A Superbill is a document that outlines the services you received from an out-of-network counselor, including the date of service, service codes, diagnosis codes, and the billed amount. Patients can use a Superbill to request reimbursement from their health insurance. The amount reimbursed depends on the individual's healthcare policy.
What should be included on a Superbill:
Provider Information: Therapist's name, NPI number, office location, contact details, and referring provider's information (if applicable).
Patient Information: Patient's name, address, phone number, and date of birth.
Service Details: Date of service, procedure code (CPT), diagnosis code (DX), modifiers (if any), units/minutes, and fees.
To request and submit a Superbill, most providers require you to ask for one. After obtaining it, contact your insurance company to understand your out-of-network benefits, the process for submitting a Superbill, and ensure your address is up-to-date on file.
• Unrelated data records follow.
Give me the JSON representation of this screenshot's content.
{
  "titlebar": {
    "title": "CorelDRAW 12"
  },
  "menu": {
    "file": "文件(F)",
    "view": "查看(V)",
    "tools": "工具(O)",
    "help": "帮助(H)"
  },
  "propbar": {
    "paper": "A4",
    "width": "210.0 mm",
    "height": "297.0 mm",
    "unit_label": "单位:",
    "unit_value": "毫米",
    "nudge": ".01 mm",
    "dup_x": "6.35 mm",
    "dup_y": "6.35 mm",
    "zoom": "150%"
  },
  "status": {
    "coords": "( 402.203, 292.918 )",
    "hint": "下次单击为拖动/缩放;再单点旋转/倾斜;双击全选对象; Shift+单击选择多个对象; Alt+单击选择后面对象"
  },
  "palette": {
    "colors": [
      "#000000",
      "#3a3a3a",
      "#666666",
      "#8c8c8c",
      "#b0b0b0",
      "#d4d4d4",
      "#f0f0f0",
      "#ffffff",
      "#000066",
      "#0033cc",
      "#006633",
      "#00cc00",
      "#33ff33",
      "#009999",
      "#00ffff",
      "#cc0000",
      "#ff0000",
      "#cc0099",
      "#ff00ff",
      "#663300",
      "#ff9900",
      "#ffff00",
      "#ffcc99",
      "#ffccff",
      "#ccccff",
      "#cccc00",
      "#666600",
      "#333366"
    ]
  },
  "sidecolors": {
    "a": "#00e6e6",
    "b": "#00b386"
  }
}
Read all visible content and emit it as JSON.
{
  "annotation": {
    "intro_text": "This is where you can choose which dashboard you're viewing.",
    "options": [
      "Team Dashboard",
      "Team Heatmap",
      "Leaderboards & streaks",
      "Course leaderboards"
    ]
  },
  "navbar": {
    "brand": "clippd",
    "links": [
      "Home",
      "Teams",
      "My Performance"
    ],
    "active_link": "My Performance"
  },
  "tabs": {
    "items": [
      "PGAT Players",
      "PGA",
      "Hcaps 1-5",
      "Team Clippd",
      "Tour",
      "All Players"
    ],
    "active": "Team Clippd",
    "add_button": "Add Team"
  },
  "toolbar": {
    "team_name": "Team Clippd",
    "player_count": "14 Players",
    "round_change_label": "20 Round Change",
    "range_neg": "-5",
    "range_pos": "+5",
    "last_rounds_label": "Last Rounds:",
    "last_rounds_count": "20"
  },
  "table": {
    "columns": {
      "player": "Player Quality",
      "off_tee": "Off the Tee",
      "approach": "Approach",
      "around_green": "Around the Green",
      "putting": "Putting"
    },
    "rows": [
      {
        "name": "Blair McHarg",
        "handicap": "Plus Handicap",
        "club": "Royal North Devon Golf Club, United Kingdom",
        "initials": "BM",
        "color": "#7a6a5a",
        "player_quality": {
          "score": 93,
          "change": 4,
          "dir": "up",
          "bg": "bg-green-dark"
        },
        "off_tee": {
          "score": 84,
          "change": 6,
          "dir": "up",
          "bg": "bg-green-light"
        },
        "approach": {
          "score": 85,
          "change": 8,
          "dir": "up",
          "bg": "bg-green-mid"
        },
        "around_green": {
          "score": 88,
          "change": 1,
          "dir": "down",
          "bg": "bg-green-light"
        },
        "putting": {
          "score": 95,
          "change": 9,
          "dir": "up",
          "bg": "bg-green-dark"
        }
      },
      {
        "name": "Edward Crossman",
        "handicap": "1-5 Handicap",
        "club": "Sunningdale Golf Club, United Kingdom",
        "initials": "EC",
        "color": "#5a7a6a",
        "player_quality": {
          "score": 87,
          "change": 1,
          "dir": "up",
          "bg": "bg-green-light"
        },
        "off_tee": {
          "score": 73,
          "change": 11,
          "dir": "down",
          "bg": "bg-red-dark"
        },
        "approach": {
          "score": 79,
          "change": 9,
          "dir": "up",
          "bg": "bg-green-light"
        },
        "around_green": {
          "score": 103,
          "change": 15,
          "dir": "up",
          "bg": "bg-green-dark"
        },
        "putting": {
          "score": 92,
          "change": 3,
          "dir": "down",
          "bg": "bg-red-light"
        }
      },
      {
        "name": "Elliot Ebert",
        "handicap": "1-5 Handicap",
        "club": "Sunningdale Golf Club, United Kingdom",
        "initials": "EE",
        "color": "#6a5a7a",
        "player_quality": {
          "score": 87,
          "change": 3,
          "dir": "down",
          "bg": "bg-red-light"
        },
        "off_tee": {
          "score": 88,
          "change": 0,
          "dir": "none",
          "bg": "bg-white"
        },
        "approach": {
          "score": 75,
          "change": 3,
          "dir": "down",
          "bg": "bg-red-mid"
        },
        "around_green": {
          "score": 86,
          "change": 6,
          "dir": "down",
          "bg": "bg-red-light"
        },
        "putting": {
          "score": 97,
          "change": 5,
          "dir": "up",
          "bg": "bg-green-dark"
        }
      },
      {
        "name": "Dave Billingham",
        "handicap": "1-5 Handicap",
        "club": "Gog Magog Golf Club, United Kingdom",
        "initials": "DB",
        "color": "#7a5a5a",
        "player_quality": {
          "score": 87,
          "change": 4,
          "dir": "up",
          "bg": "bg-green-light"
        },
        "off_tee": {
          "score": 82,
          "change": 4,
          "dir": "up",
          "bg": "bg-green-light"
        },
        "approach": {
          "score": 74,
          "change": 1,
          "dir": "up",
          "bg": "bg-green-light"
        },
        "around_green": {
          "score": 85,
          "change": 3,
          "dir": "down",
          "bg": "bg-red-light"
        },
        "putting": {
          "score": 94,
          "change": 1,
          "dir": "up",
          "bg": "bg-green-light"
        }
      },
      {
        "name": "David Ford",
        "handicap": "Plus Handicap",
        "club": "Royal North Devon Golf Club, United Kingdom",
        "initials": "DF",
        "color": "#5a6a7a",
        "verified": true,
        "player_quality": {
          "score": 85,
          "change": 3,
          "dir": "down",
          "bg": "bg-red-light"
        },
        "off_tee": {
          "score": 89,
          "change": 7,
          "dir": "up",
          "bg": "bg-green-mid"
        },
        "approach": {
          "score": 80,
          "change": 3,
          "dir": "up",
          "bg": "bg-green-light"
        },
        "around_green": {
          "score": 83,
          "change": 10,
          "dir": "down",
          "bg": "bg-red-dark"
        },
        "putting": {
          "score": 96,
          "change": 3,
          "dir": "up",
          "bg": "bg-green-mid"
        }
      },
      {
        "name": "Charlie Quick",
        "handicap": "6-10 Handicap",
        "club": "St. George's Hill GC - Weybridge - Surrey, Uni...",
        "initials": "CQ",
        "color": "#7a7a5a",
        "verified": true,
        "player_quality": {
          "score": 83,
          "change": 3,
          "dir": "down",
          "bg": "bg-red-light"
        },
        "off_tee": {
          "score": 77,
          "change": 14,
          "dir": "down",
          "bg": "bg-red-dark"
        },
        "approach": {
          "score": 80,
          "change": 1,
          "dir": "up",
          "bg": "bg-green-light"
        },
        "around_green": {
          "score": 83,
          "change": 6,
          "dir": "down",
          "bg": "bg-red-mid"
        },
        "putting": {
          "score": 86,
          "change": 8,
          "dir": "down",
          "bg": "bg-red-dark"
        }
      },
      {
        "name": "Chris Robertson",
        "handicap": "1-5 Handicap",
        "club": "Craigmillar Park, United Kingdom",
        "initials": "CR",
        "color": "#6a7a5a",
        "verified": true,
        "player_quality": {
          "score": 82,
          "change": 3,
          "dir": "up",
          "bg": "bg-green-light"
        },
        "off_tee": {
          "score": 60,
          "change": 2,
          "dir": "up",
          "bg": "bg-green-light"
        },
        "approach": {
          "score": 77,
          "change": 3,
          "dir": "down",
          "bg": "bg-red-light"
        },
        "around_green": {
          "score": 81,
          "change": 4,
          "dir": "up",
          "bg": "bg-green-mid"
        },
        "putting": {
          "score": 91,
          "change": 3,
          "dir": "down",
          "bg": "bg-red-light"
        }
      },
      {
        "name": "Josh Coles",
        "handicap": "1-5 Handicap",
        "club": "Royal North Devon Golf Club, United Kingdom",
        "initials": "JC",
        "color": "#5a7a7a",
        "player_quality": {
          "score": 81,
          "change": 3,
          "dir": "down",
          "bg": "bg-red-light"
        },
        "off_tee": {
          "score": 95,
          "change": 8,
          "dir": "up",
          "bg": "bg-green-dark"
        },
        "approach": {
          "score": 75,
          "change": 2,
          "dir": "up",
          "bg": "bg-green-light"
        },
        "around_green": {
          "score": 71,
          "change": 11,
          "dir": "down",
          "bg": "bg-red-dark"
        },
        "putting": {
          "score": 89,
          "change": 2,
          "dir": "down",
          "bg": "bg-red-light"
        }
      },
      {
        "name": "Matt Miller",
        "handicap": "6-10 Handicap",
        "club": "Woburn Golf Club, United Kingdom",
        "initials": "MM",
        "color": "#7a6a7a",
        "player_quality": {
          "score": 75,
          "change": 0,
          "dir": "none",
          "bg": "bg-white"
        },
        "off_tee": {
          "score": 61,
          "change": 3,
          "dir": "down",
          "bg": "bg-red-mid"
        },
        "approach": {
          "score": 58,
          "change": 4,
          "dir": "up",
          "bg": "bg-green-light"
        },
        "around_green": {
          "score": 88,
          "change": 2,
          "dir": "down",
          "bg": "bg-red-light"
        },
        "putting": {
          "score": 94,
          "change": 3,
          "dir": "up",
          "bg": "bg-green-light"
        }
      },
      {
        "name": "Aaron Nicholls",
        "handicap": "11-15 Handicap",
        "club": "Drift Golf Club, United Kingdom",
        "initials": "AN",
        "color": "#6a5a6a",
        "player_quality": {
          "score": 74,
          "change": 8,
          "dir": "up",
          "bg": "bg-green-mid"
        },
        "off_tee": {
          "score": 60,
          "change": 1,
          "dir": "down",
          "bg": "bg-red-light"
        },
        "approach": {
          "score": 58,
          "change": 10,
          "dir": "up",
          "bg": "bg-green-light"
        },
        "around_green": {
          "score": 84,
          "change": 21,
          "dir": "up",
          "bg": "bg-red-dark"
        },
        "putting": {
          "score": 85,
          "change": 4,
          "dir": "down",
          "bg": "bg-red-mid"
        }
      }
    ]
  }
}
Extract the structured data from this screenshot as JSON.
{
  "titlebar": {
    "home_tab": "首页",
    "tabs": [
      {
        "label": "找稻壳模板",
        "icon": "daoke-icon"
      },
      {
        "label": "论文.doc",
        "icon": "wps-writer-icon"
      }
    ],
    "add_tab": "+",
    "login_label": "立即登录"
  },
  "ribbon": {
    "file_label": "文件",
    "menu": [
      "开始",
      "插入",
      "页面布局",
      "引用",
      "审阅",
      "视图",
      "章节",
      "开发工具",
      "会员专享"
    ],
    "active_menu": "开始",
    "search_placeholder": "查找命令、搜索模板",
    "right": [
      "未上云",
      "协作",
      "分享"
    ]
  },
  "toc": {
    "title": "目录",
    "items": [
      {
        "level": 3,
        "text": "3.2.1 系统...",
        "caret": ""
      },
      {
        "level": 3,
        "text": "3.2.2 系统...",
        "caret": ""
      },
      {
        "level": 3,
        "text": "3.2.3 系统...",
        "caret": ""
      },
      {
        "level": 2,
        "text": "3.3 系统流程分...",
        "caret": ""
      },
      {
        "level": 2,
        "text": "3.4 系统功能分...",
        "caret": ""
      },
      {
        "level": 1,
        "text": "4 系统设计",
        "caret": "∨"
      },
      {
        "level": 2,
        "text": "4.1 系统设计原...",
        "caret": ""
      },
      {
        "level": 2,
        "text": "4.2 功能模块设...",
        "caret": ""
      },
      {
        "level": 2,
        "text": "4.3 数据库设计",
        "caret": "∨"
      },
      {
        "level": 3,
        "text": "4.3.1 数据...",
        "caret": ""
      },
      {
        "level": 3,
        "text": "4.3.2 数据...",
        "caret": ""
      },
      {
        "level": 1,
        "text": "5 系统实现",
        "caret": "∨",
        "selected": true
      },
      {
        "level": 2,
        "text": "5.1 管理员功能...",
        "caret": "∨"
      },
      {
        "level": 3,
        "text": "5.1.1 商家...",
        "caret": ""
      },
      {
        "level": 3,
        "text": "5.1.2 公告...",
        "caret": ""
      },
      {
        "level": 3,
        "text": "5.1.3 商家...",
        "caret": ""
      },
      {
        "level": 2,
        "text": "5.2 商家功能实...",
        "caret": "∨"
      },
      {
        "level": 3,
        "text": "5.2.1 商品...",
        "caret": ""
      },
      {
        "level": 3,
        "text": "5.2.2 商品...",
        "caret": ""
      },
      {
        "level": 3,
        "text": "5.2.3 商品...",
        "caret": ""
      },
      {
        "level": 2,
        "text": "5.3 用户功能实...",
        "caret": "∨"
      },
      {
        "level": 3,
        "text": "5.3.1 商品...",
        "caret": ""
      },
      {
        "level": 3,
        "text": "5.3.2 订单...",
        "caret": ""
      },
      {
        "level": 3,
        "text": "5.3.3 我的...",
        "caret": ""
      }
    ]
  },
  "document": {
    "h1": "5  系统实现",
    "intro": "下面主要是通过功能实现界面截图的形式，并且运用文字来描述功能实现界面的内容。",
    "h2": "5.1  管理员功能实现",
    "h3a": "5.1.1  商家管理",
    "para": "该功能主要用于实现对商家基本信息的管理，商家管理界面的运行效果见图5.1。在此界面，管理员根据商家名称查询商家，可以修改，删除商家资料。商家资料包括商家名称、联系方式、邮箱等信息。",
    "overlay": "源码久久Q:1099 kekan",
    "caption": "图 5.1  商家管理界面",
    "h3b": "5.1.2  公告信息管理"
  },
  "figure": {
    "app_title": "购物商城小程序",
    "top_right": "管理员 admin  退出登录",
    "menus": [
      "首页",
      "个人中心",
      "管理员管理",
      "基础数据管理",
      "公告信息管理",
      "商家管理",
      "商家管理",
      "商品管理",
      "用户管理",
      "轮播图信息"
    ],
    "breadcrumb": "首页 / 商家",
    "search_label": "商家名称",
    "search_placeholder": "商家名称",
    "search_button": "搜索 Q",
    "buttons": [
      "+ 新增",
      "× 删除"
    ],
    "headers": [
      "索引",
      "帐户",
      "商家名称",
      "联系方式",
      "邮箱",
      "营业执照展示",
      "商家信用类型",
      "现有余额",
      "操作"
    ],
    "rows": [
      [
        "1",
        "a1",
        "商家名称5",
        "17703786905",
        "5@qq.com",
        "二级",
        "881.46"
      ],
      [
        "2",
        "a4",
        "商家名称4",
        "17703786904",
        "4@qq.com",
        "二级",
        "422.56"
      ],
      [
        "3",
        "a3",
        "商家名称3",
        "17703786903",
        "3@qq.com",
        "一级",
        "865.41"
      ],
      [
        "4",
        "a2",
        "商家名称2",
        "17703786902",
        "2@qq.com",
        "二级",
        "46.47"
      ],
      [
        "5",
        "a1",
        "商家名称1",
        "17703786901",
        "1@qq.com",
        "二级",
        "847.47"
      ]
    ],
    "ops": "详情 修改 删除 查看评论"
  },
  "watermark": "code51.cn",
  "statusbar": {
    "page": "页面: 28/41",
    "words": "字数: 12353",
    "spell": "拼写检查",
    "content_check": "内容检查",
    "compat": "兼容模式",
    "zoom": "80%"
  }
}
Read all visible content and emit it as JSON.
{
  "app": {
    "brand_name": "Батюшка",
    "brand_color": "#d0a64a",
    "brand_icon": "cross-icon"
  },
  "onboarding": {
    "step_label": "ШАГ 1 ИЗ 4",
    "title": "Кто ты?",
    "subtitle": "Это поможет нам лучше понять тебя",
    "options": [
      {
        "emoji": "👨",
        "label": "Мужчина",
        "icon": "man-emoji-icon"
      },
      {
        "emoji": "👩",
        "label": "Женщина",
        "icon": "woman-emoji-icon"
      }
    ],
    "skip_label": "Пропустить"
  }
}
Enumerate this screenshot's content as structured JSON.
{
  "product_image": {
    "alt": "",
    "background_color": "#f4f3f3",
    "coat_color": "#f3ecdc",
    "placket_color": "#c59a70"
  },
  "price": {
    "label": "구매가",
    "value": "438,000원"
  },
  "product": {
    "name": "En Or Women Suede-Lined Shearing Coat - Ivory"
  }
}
Key questions to ask your insurance company:
What are my out-of-network healthcare benefits for behavioral health?
Is pre-authorization required?
What is the co-payment, deductible, co-insurance, and timely filing limit?
If pre-authorization is needed, initiate the process with your therapist's information.
After submitting a Superbill, it typically takes about 2 weeks for the insurance company to process it. If approved, they will send reimbursement. If not, contact them to inquire about the status and reasons for denial.
In case of denial, you can contact your employer's Human Resources Benefits Specialist to assist in resolving the issue.